Ronald Rotunda is the Doy & Dee Henley Chair and Distinguished Professor of Jurisprudence at the Chapman University School of Law.
No. What I'm asserting is that people who are on private property are on that private property either by invitation, or without invitation. If they are there without an invitation because they either never had one to begin with, or because it was rescinded, then they are by definition - a trespasser.
You - and the author of this article - keep trying to make this a about religion. It's has NOTHING to do with religion, and everything to do with the rights of the private property owner, or his designee.
In this case, the Imam was either the owner of the mosque, or he was the legally recognized agent of the mosque. It's his prerogative to say who stays, and who goes. The police will ALWAYS respect the wishes of the private property owner.
Liberty rights and property rights, and by extention life... (of the Declaration's trio, "life, liberty and the pursuit of happiness (which includes property)") are protected by traditional American statutory and common-law trespass laws, totally well stated by OldDeckHand.

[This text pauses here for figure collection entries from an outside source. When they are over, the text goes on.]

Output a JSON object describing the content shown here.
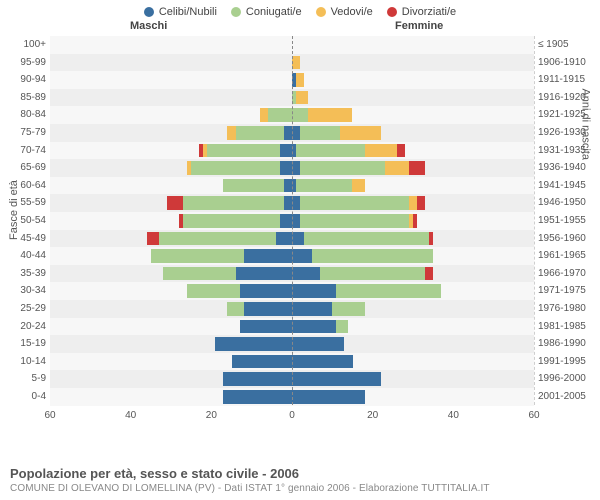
{
  "legend": {
    "items": [
      {
        "label": "Celibi/Nubili",
        "color": "#3a6fa0"
      },
      {
        "label": "Coniugati/e",
        "color": "#a9cf90"
      },
      {
        "label": "Vedovi/e",
        "color": "#f4be57"
      },
      {
        "label": "Divorziati/e",
        "color": "#cf3939"
      }
    ]
  },
  "headers": {
    "male": "Maschi",
    "female": "Femmine"
  },
  "axis": {
    "left_title": "Fasce di età",
    "right_title": "Anni di nascita",
    "xmax": 60,
    "xticks": [
      60,
      40,
      20,
      0,
      20,
      40,
      60
    ]
  },
  "plot": {
    "background": "#f7f7f7",
    "alt_row_bg": "#eeeeee",
    "grid_color": "#cfcfcf",
    "center_color": "#888888",
    "row_height": 17.6
  },
  "footer": {
    "title": "Popolazione per età, sesso e stato civile - 2006",
    "subtitle": "COMUNE DI OLEVANO DI LOMELLINA (PV) - Dati ISTAT 1° gennaio 2006 - Elaborazione TUTTITALIA.IT"
  },
  "rows": [
    {
      "age": "100+",
      "birth": "≤ 1905",
      "m": [
        0,
        0,
        0,
        0
      ],
      "f": [
        0,
        0,
        0,
        0
      ]
    },
    {
      "age": "95-99",
      "birth": "1906-1910",
      "m": [
        0,
        0,
        0,
        0
      ],
      "f": [
        0,
        0,
        2,
        0
      ]
    },
    {
      "age": "90-94",
      "birth": "1911-1915",
      "m": [
        0,
        0,
        0,
        0
      ],
      "f": [
        1,
        0,
        2,
        0
      ]
    },
    {
      "age": "85-89",
      "birth": "1916-1920",
      "m": [
        0,
        0,
        0,
        0
      ],
      "f": [
        0,
        1,
        3,
        0
      ]
    },
    {
      "age": "80-84",
      "birth": "1921-1925",
      "m": [
        0,
        6,
        2,
        0
      ],
      "f": [
        0,
        4,
        11,
        0
      ]
    },
    {
      "age": "75-79",
      "birth": "1926-1930",
      "m": [
        2,
        12,
        2,
        0
      ],
      "f": [
        2,
        10,
        10,
        0
      ]
    },
    {
      "age": "70-74",
      "birth": "1931-1935",
      "m": [
        3,
        18,
        1,
        1
      ],
      "f": [
        1,
        17,
        8,
        2
      ]
    },
    {
      "age": "65-69",
      "birth": "1936-1940",
      "m": [
        3,
        22,
        1,
        0
      ],
      "f": [
        2,
        21,
        6,
        4
      ]
    },
    {
      "age": "60-64",
      "birth": "1941-1945",
      "m": [
        2,
        15,
        0,
        0
      ],
      "f": [
        1,
        14,
        3,
        0
      ]
    },
    {
      "age": "55-59",
      "birth": "1946-1950",
      "m": [
        2,
        25,
        0,
        4
      ],
      "f": [
        2,
        27,
        2,
        2
      ]
    },
    {
      "age": "50-54",
      "birth": "1951-1955",
      "m": [
        3,
        24,
        0,
        1
      ],
      "f": [
        2,
        27,
        1,
        1
      ]
    },
    {
      "age": "45-49",
      "birth": "1956-1960",
      "m": [
        4,
        29,
        0,
        3
      ],
      "f": [
        3,
        31,
        0,
        1
      ]
    },
    {
      "age": "40-44",
      "birth": "1961-1965",
      "m": [
        12,
        23,
        0,
        0
      ],
      "f": [
        5,
        30,
        0,
        0
      ]
    },
    {
      "age": "35-39",
      "birth": "1966-1970",
      "m": [
        14,
        18,
        0,
        0
      ],
      "f": [
        7,
        26,
        0,
        2
      ]
    },
    {
      "age": "30-34",
      "birth": "1971-1975",
      "m": [
        13,
        13,
        0,
        0
      ],
      "f": [
        11,
        26,
        0,
        0
      ]
    },
    {
      "age": "25-29",
      "birth": "1976-1980",
      "m": [
        12,
        4,
        0,
        0
      ],
      "f": [
        10,
        8,
        0,
        0
      ]
    },
    {
      "age": "20-24",
      "birth": "1981-1985",
      "m": [
        13,
        0,
        0,
        0
      ],
      "f": [
        11,
        3,
        0,
        0
      ]
    },
    {
      "age": "15-19",
      "birth": "1986-1990",
      "m": [
        19,
        0,
        0,
        0
      ],
      "f": [
        13,
        0,
        0,
        0
      ]
    },
    {
      "age": "10-14",
      "birth": "1991-1995",
      "m": [
        15,
        0,
        0,
        0
      ],
      "f": [
        15,
        0,
        0,
        0
      ]
    },
    {
      "age": "5-9",
      "birth": "1996-2000",
      "m": [
        17,
        0,
        0,
        0
      ],
      "f": [
        22,
        0,
        0,
        0
      ]
    },
    {
      "age": "0-4",
      "birth": "2001-2005",
      "m": [
        17,
        0,
        0,
        0
      ],
      "f": [
        18,
        0,
        0,
        0
      ]
    }
  ]
}
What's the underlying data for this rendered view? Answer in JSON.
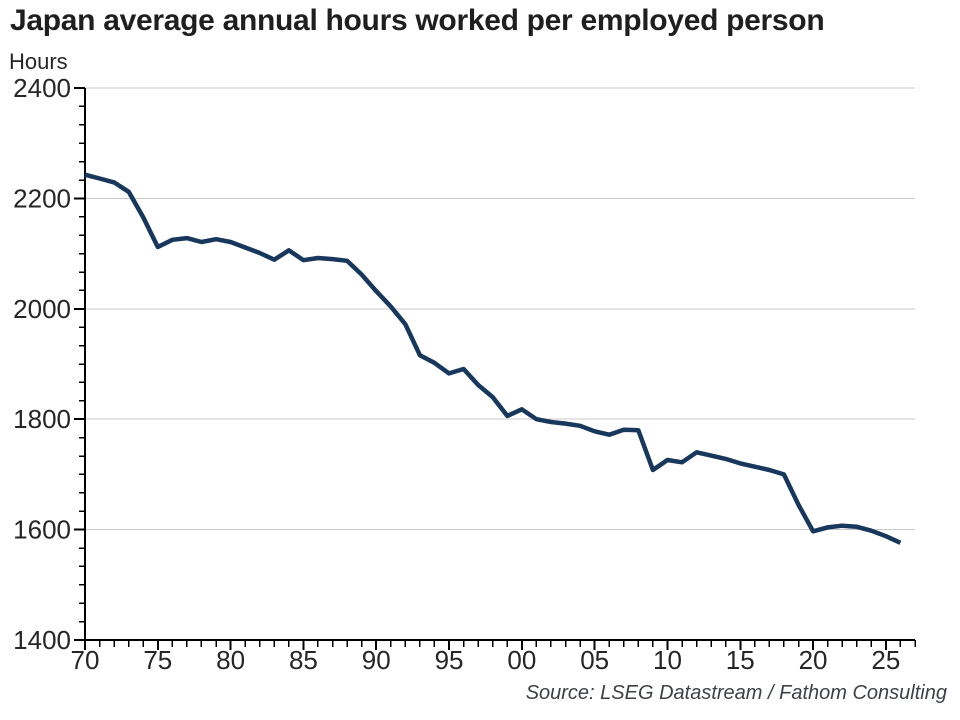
{
  "title": "Japan average annual hours worked per employed person",
  "y_axis_label": "Hours",
  "source": "Source: LSEG Datastream / Fathom Consulting",
  "colors": {
    "line": "#17375d",
    "grid": "#c9c9c9",
    "axis": "#000000",
    "tick_text": "#262626",
    "title_text": "#1f1f1f",
    "source_text": "#3d4147"
  },
  "chart_data": {
    "type": "line",
    "title": "Japan average annual hours worked per employed person",
    "xlabel": "",
    "ylabel": "Hours",
    "legend": "none",
    "grid": "horizontal",
    "xlim": [
      1970,
      2027
    ],
    "ylim": [
      1400,
      2400
    ],
    "yticks": [
      1400,
      1600,
      1800,
      2000,
      2200,
      2400
    ],
    "y_minor_divisions": 6,
    "xtick_years": [
      1970,
      1975,
      1980,
      1985,
      1990,
      1995,
      2000,
      2005,
      2010,
      2015,
      2020,
      2025
    ],
    "xtick_labels": [
      "70",
      "75",
      "80",
      "85",
      "90",
      "95",
      "00",
      "05",
      "10",
      "15",
      "20",
      "25"
    ],
    "series": [
      {
        "name": "Japan average annual hours worked per employed person",
        "x": [
          1970,
          1971,
          1972,
          1973,
          1974,
          1975,
          1976,
          1977,
          1978,
          1979,
          1980,
          1981,
          1982,
          1983,
          1984,
          1985,
          1986,
          1987,
          1988,
          1989,
          1990,
          1991,
          1992,
          1993,
          1994,
          1995,
          1996,
          1997,
          1998,
          1999,
          2000,
          2001,
          2002,
          2003,
          2004,
          2005,
          2006,
          2007,
          2008,
          2009,
          2010,
          2011,
          2012,
          2013,
          2014,
          2015,
          2016,
          2017,
          2018,
          2019,
          2020,
          2021,
          2022,
          2023,
          2024,
          2025,
          2026
        ],
        "values": [
          2243,
          2236,
          2229,
          2212,
          2166,
          2112,
          2125,
          2128,
          2121,
          2126,
          2121,
          2111,
          2101,
          2089,
          2106,
          2088,
          2092,
          2090,
          2087,
          2062,
          2032,
          2004,
          1972,
          1916,
          1902,
          1883,
          1891,
          1862,
          1840,
          1806,
          1818,
          1800,
          1795,
          1792,
          1788,
          1778,
          1772,
          1781,
          1780,
          1708,
          1726,
          1722,
          1740,
          1734,
          1728,
          1720,
          1714,
          1708,
          1700,
          1645,
          1597,
          1604,
          1607,
          1605,
          1598,
          1588,
          1576
        ]
      }
    ]
  }
}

If one can't understand something as basic and fundamental to liberty as private property rights, one really shouldn't be commenting on legal issues at all.

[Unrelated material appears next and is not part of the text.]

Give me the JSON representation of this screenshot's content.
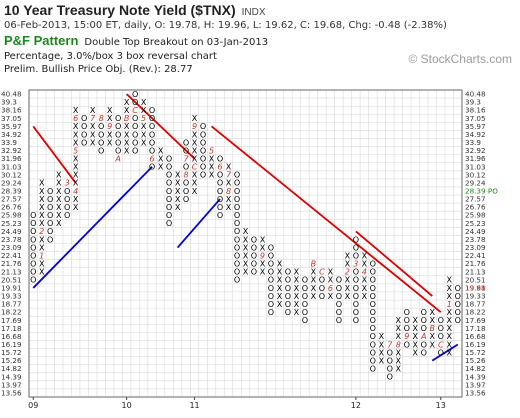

I do wonder how long Islam itself can be recognized with the legal fiction of being merely a religion--when it is, demonstrably and historically--first and foremost--a social/political system....but that is an entirely different issue from the application of centuries-old trespass laws on legally owned private property.
If the mosque can't get these women to comply with their religious customs by persuasion, they should revoke their membership (if mosques have formal memberships) and tell them they are no longer welcome in that mosque. The church or mosque should be required to exhaust its persuasion and sanctions before these situations are even remotely considered to be illegal trespass under the law.
So tell us, if members of a protestant church where Sunday School classes are divided by age and sex have members who will not go to their designated class, should the pastor call the cops?
And, again, no one provides either specific statutes or court cases that address this very specific situation. So I guess you guys have some ESP that enables you to foresee how courts would rule on very specific situations.
So, tell us precisely how SCOTUS will eventually rule on all the lawsuits involving Obamacare.